The Riot in the Fog
Andre Derain didn’t go to London to paint the fog. He went there because Ambroise Vollard wanted a fight. Vollard was a dealer with a nose for blood and a wallet to match. He looked at the hazy and atmospheric views of the Thames painted by Monet and decided he wanted something with more teeth. He sent Derain to the docks with a clear mission to outdo the old master.
Derain arrived in 1906 and found a city choking on coal smoke and grey mist. Most artists would have reached for the lead white and the muted ochres to capture that polite English gloom. Derain reached for dynamite. He looked at the Pool of London and saw screaming blues and violent yellows. He did not care about the actual color of the water or the sky. He cared about how the industrial heart of the world felt when it was beating against your ribs.

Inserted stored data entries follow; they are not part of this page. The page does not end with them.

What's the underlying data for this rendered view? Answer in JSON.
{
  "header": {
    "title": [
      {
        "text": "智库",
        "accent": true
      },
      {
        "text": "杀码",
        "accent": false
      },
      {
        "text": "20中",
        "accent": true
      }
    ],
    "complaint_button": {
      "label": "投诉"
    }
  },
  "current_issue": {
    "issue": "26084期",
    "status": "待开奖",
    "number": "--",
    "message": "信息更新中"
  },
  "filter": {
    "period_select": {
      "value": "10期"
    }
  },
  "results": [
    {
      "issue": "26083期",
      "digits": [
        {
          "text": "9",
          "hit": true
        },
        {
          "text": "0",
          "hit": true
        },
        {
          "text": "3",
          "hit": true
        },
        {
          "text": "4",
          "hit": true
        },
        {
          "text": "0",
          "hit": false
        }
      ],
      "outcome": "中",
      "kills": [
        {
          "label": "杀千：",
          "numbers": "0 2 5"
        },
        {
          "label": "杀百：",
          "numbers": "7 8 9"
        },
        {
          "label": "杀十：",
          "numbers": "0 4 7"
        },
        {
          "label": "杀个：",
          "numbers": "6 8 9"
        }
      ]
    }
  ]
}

The composition looks like a postcard from a distance. It has the bridges and the masts and the sense of a busy port. But up close the brushstrokes are aggressive. They are thick and fast and unapologetic. This is Fauvism at its most arrogant. It is the sound of a young man shouting over the noise of the steamships. He took the polite tradition of landscape painting and set it on fire. He proved that reality is just a suggestion. Color is the only thing that actually matters when the world is changing too fast to catch.
References
Derain, Andre. The Pool of London. 1906. Oil on canvas. Tate Modern, London.
Vollard, Ambroise. Recollections of a Picture Dealer. London: Constable and Company, 1936.
Lee, Jane. Derain. London: Phaidon Press, 1990.